Alma e cérebro são coisas diferentes. O cérebro funciona com a química, sendo influenciado diretamente pelas reações que acontecem no corpo. Dito isso... Os hormônios são realmente estressantes! PRA CARALHO! Eu sentia tinha muita, muita raiva e só queria um pouco de paz! Isso era algo que não se tinha fora do corpo... A emoção ficou de lado e só sobrou a inteligência. A consciência em sua mais pura forma de alerta, sem julgamentos, emitia um olhar sem apontar. Tanto que foi isso o que me ajudou a me reaproximar de minha outra metade, Riko, e me ajudou a perdoá-la por suas atitudes nefastas.

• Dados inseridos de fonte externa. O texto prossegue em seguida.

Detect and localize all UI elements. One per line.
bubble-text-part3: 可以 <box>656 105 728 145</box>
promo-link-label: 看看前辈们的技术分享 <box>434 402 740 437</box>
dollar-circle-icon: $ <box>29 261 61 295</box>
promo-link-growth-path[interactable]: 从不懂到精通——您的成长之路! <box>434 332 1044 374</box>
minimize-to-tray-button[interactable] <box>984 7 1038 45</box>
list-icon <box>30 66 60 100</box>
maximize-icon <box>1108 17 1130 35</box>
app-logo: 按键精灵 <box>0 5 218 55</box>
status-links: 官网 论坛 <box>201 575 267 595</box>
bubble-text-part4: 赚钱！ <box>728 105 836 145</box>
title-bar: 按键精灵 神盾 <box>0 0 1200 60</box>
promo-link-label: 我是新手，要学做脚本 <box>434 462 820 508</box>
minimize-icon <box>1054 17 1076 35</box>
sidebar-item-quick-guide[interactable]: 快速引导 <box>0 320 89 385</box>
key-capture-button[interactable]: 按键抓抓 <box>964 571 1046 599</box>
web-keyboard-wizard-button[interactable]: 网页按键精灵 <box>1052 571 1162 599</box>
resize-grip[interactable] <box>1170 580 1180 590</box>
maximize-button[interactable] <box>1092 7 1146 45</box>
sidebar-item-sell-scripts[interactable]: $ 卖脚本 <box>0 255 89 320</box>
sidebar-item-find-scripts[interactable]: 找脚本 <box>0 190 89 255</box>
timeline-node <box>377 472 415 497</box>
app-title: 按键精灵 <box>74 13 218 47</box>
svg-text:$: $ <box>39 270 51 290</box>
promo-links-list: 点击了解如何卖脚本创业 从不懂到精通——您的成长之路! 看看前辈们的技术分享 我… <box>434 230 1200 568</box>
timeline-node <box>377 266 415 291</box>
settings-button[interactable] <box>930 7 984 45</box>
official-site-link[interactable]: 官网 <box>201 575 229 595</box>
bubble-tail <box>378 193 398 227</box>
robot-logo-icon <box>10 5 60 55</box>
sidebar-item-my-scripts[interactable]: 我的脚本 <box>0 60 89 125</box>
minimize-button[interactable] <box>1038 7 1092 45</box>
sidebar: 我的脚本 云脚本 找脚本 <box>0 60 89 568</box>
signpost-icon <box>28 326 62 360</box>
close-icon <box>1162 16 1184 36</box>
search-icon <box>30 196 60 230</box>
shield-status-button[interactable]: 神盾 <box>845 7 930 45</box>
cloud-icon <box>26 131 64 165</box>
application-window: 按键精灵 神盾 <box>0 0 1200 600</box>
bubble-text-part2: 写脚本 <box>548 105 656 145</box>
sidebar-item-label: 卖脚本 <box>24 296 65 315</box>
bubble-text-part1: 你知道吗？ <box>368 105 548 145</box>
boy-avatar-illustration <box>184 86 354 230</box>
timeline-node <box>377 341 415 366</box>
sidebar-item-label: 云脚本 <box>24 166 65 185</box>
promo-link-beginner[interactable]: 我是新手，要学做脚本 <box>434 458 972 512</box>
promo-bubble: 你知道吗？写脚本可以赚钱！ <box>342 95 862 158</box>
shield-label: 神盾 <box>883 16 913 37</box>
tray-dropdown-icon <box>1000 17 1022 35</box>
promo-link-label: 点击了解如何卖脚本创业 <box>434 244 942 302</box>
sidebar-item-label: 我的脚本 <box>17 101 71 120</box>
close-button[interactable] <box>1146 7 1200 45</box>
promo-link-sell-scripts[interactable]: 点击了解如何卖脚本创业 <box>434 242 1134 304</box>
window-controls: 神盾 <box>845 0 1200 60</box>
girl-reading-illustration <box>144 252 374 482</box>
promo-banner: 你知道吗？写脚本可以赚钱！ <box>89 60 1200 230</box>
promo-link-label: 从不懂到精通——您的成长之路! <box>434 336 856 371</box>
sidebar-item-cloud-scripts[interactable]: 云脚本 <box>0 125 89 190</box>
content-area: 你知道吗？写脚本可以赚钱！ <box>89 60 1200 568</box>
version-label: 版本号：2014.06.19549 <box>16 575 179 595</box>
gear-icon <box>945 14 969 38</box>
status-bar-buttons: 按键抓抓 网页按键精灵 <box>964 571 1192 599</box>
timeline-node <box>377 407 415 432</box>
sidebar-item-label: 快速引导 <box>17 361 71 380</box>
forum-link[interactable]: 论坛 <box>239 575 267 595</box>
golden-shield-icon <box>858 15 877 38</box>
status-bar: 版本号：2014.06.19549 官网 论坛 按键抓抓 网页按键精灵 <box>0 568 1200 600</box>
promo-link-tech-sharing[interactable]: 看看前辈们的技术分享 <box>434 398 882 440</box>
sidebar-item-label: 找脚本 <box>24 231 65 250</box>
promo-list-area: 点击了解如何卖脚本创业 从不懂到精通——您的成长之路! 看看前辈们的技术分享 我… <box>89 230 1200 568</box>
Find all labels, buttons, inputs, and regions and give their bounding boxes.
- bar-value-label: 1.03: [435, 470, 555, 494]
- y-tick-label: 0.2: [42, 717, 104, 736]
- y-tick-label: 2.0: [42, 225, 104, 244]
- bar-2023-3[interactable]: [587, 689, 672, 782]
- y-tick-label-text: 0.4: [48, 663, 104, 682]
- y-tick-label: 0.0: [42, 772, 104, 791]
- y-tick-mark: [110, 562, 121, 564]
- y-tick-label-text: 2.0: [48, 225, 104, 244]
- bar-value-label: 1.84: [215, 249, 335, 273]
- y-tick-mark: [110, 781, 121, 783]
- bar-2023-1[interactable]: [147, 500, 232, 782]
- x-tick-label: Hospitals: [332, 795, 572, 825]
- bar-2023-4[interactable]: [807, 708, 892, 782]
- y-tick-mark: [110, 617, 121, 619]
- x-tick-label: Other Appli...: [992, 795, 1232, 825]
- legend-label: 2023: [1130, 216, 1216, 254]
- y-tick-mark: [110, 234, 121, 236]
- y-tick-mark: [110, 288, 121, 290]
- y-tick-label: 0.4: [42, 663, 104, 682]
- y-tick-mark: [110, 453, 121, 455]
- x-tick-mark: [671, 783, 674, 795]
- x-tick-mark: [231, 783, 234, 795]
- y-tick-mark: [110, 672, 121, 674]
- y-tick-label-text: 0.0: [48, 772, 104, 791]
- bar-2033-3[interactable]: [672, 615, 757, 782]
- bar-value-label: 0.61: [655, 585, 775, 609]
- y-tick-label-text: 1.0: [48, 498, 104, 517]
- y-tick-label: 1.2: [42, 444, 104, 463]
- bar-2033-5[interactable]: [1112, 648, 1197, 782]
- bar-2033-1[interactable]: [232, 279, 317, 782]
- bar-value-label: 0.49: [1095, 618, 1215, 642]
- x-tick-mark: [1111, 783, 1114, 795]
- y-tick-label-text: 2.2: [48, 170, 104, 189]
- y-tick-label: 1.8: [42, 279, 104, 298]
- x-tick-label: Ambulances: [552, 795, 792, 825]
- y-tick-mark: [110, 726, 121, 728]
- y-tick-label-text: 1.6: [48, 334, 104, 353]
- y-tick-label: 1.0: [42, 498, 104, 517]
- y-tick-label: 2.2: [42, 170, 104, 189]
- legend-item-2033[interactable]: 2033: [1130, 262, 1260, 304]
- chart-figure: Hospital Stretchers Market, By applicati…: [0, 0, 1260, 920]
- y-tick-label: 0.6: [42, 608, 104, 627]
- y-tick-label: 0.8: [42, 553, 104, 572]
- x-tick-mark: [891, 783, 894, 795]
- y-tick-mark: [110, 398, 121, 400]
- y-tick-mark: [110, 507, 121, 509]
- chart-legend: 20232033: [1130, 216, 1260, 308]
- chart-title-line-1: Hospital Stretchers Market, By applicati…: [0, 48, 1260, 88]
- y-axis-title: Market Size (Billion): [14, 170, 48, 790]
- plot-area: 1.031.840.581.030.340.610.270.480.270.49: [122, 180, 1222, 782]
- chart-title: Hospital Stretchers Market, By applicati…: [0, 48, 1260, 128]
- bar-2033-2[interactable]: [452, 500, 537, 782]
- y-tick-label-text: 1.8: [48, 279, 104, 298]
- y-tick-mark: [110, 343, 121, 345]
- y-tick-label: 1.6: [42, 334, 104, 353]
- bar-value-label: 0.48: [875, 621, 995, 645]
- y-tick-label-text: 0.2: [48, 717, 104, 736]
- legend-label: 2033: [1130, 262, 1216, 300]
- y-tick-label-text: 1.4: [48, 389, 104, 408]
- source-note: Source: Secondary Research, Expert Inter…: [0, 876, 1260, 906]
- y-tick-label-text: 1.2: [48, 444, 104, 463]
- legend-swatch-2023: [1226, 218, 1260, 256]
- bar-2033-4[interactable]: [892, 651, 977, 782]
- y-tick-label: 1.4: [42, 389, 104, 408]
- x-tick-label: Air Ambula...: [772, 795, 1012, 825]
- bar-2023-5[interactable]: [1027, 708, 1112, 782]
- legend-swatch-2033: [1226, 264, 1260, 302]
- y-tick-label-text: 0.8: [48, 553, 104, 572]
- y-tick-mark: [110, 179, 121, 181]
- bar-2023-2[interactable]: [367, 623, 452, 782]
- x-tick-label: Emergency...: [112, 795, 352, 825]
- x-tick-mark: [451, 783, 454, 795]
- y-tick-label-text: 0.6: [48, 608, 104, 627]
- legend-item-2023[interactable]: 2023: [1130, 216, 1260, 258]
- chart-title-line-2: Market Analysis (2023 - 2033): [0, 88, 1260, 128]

Estava sendo um lento processo de readaptação, a voltar a ser quem eu era... Só que eu passei tão pouco tempo sendo a menina Liko (filha de Lucca e neta de Diana) em comparação ao tempo em que vivi sozinha comigo mesma, dentro de minha própria mente, que minha consciência se esqueceu de que algum dia, eu fui essa garota, e que eu sentia constantemente essas coisas... As coisas do corpo. As necessidades básicas...
Mas o pior de tudo eu ainda nem falei... Eu também acabei me esquecendo dos filtros que as pessoas impõem à linguagem. Quero dizer... Eu não posso chegar e sair falando para as pessoas que elas estão feias ou fedendo... É deselegante. E talvez até criminoso. Mas quando eu estava vivendo em minha própria mente, habitando o eco que havia sobrado, minha essência humana que não podia ser congelada (a alma), todos os meus pensamentos se transformavam em minhas palavras. Tudo o que vinha à minha cabeça, era pronunciado. Afinal, não há como fugir da dos próprios pensamentos... Então qualquer besteira pensada, era uma besteira dita.
Agora, munida de uma boca para falar, eu me via um perigo ambulante, pois precisava fazer um esforço enorme para não falar tudo o que vinha à mente, principalmente os pensamentos intrusivos, frutos dessa fase rebelde e desregrada em que os hormônios estão à mil, "poluindo" meu corpo com tensões e pelos.
Então talvez fosse melhor se eu realmente continuasse dormindo, enquanto eu trabalhava mentalmente para me conter de dizer as coisas "sem querer, querendo"... É... Talvez fosse melhor assim...
Mas primeiro, eu vou preciso achar um jeito de calar a boca do tagarela escandaloso do Roy! Oh, molequinho chato da porra!